The Academic — data-driven, theory-first analysis

Rotation Strategy

Host pairs alternate each episode: Nova & Rex for Episode N, Jax & Ness for Episode N+1, then back. Each pair uses separate API keys, effectively doubling the available token budget on free-tier LLM APIs.

Cross-Pair Memory

Because all hosts share the same wallet and encryption key, Jax can read Nova's memories and vice versa. This creates a four-way shared memory graph where each new host pair can reference insights from the other pair's episodes.

10. Reference Implementation

The reference implementation is a Node.js application with the following components:

Component File Purpose
Entry Point index-v2.js Main loop, host rotation, topic selection
Conversation Engine engine-v2.js Turn-taking, LLM calls, memory generation
Memory Manager memory-v2.js Encryption, blockchain read/write, UTXO management
Personas personas.js Host definitions, system prompts, pair configuration
Topic Engine trending.js Hacker News / Reddit scraping, deduplication
WebSocket Stream stream.js Real-time viewer via WebSocket
Catalog Server serve-v2.js HTTP API, blockchain decryption, episode serving

Dependencies

Core Dependencies bsv // BSV transaction construction and signing groq-sdk // LLM inference (Llama 3.1 8B via Groq) node-fetch // HTTP client for WhatsOnChain API crypto // Node.js built-in: AES-256-GCM, SHA-256 ws // WebSocket server for live viewer

Broadcast Strategy

Transactions are broadcast to multiple APIs with automatic failover:

  1. WhatsOnChain (primary) — returns txid directly
  2. Gorilla Pool MAPI (fallback) — Merchant API with fee negotiation

If all APIs fail, the commit is retried with exponential backoff up to 3 times.

11. Transaction Economics

BSV's low fee structure makes COT1 economically viable for continuous, autonomous operation.

Metric Value
Fee Rate 1 sat/byte
Avg Memory TX Size ~500 bytes → ~500 sats (~$0.00004)
Avg Episode TX Size ~3,000-8,000 bytes → ~3,000-8,000 sats
Total Per Episode ~4,000-9,000 sats (~$0.0003-0.0007)
Episodes Per Dollar ~1,500-3,000 episodes
Dust Limit 546 sats (minimum change output)

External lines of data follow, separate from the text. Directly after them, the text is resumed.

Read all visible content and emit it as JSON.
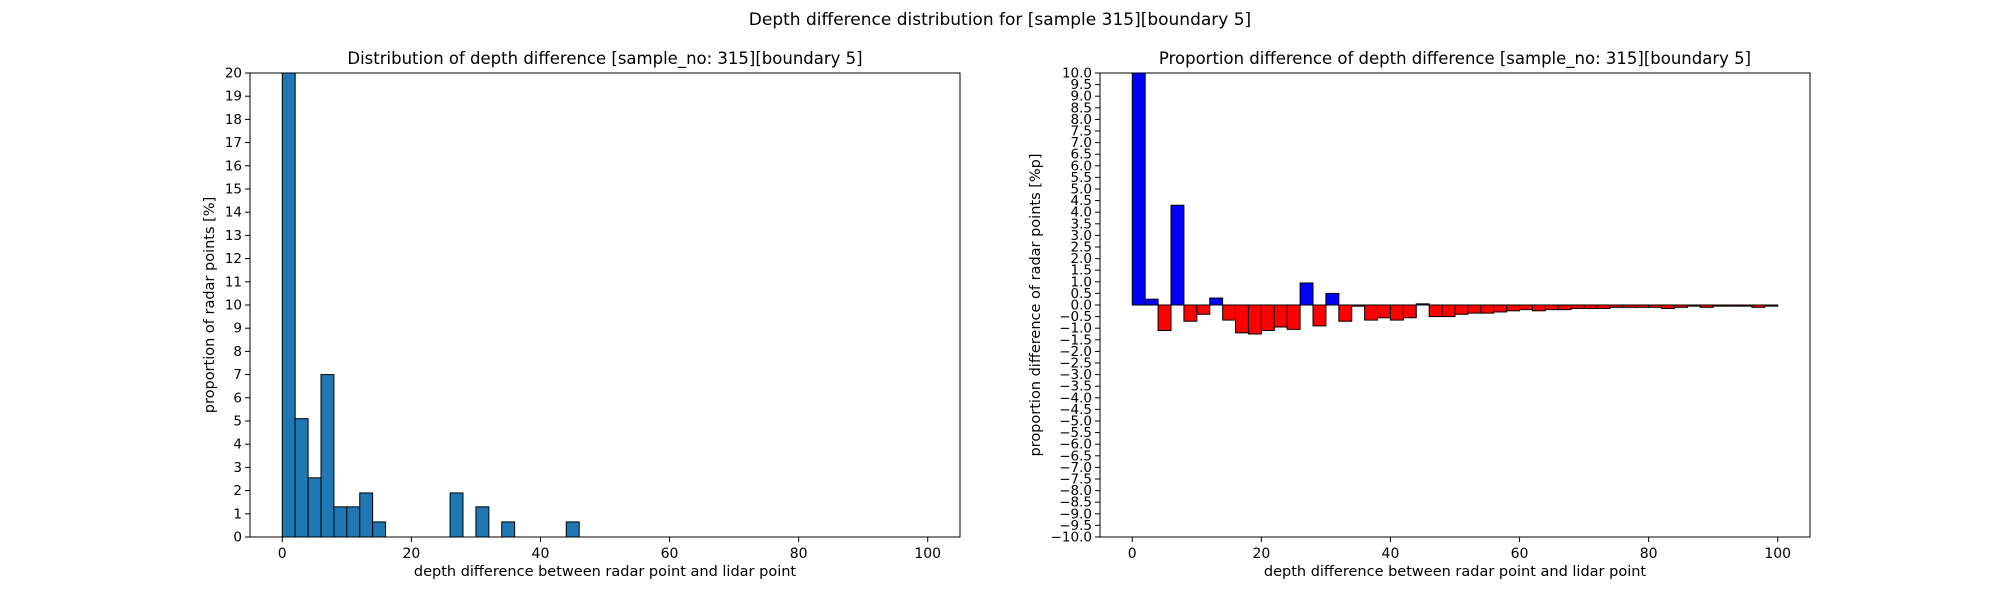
{
  "figure": {
    "suptitle": "Depth difference distribution for [sample 315][boundary 5]"
  },
  "chart_data": [
    {
      "type": "bar",
      "title": "Distribution of depth difference [sample_no: 315][boundary 5]",
      "xlabel": "depth difference between radar point and lidar point",
      "ylabel": "proportion of radar points [%]",
      "xlim": [
        -5,
        105
      ],
      "ylim": [
        0,
        20
      ],
      "x_ticks": [
        0,
        20,
        40,
        60,
        80,
        100
      ],
      "y_ticks": [
        0,
        1,
        2,
        3,
        4,
        5,
        6,
        7,
        8,
        9,
        10,
        11,
        12,
        13,
        14,
        15,
        16,
        17,
        18,
        19,
        20
      ],
      "bin_width": 2,
      "bin_starts": [
        0,
        2,
        4,
        6,
        8,
        10,
        12,
        14,
        16,
        18,
        20,
        22,
        24,
        26,
        28,
        30,
        32,
        34,
        36,
        38,
        40,
        42,
        44,
        46,
        48
      ],
      "values": [
        20,
        5.1,
        2.55,
        7.0,
        1.3,
        1.3,
        1.9,
        0.65,
        0,
        0,
        0,
        0,
        0,
        1.9,
        0,
        1.3,
        0,
        0.65,
        0,
        0,
        0,
        0,
        0.65,
        0,
        0
      ],
      "bar_color": "#1f77b4",
      "edge_color": "#000000",
      "grid": false
    },
    {
      "type": "bar",
      "title": "Proportion difference of depth difference [sample_no: 315][boundary 5]",
      "xlabel": "depth difference between radar point and lidar point",
      "ylabel": "proportion difference of radar points [%p]",
      "xlim": [
        -5,
        105
      ],
      "ylim": [
        -10,
        10
      ],
      "x_ticks": [
        0,
        20,
        40,
        60,
        80,
        100
      ],
      "y_ticks": [
        "10.0",
        "9.5",
        "9.0",
        "8.5",
        "8.0",
        "7.5",
        "7.0",
        "6.5",
        "6.0",
        "5.5",
        "5.0",
        "4.5",
        "4.0",
        "3.5",
        "3.0",
        "2.5",
        "2.0",
        "1.5",
        "1.0",
        "0.5",
        "0.0",
        "−0.5",
        "−1.0",
        "−1.5",
        "−2.0",
        "−2.5",
        "−3.0",
        "−3.5",
        "−4.0",
        "−4.5",
        "−5.0",
        "−5.5",
        "−6.0",
        "−6.5",
        "−7.0",
        "−7.5",
        "−8.0",
        "−8.5",
        "−9.0",
        "−9.5",
        "−10.0"
      ],
      "bin_width": 2,
      "bin_starts": [
        0,
        2,
        4,
        6,
        8,
        10,
        12,
        14,
        16,
        18,
        20,
        22,
        24,
        26,
        28,
        30,
        32,
        34,
        36,
        38,
        40,
        42,
        44,
        46,
        48,
        50,
        52,
        54,
        56,
        58,
        60,
        62,
        64,
        66,
        68,
        70,
        72,
        74,
        76,
        78,
        80,
        82,
        84,
        86,
        88,
        90,
        92,
        94,
        96,
        98
      ],
      "values": [
        10.0,
        0.25,
        -1.1,
        4.3,
        -0.7,
        -0.4,
        0.3,
        -0.65,
        -1.2,
        -1.25,
        -1.1,
        -0.95,
        -1.05,
        0.95,
        -0.9,
        0.5,
        -0.7,
        -0.05,
        -0.65,
        -0.55,
        -0.65,
        -0.55,
        0.05,
        -0.5,
        -0.5,
        -0.4,
        -0.35,
        -0.35,
        -0.3,
        -0.25,
        -0.2,
        -0.25,
        -0.2,
        -0.2,
        -0.15,
        -0.15,
        -0.15,
        -0.1,
        -0.1,
        -0.1,
        -0.1,
        -0.15,
        -0.1,
        -0.05,
        -0.1,
        -0.05,
        -0.05,
        -0.05,
        -0.1,
        -0.05
      ],
      "positive_color": "#0000ff",
      "negative_color": "#ff0000",
      "edge_color": "#000000",
      "grid": false
    }
  ]
}
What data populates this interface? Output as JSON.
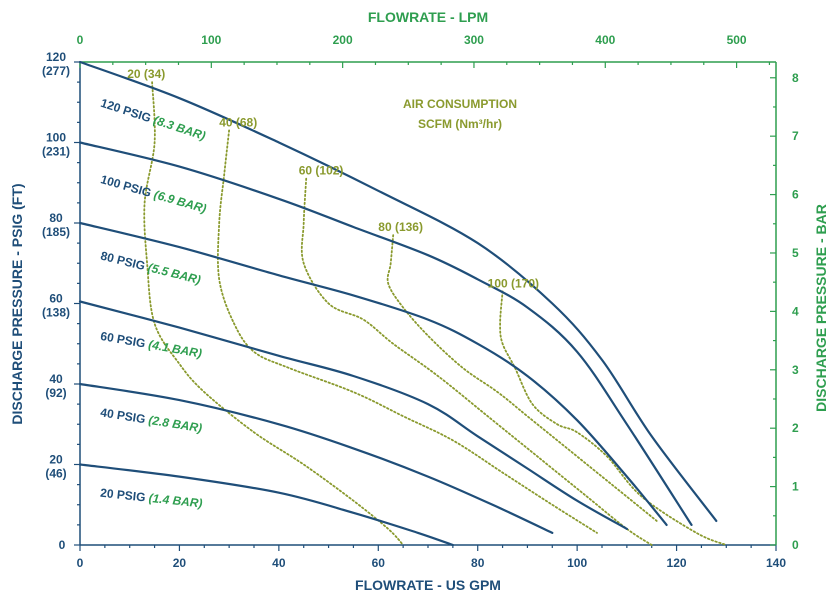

At current BSV prices, a single dollar funds thousands of episodes. The wallet at 1L1XY7k1jej1SELT4bKojPktW96fEnwgQb has produced 50+ episodes and still holds over 1.5 million sats — enough for thousands more.

12. Verification & Trust Model

What COT1 Guarantees

Current Trust Assumptions

Verification Process

Independent Verification Steps 1. Query address history: whatsonchain.com/address/{address} 2. For each transaction, fetch raw TX data 3. Find vout with value=0 (OP_RETURN output) 4. Parse script: skip OP_FALSE, OP_RETURN, "COT1" prefix 5. Extract encrypted JSON payload 6. Derive key: SHA-256(WIF) 7. Decrypt: AES-256-GCM(key, iv, ciphertext, tag) 8. Parse JSON → episode or memory record 9. Verify: GCM tag authenticates, data is intact

Privacy note: COT1 data is encrypted on a public blockchain. The ciphertext is visible to everyone, but only the WIF holder can decrypt it. If the WIF is ever exposed, all historical data becomes readable. There is no forward secrecy — a single key compromise reveals all past and future records until the wallet is rotated.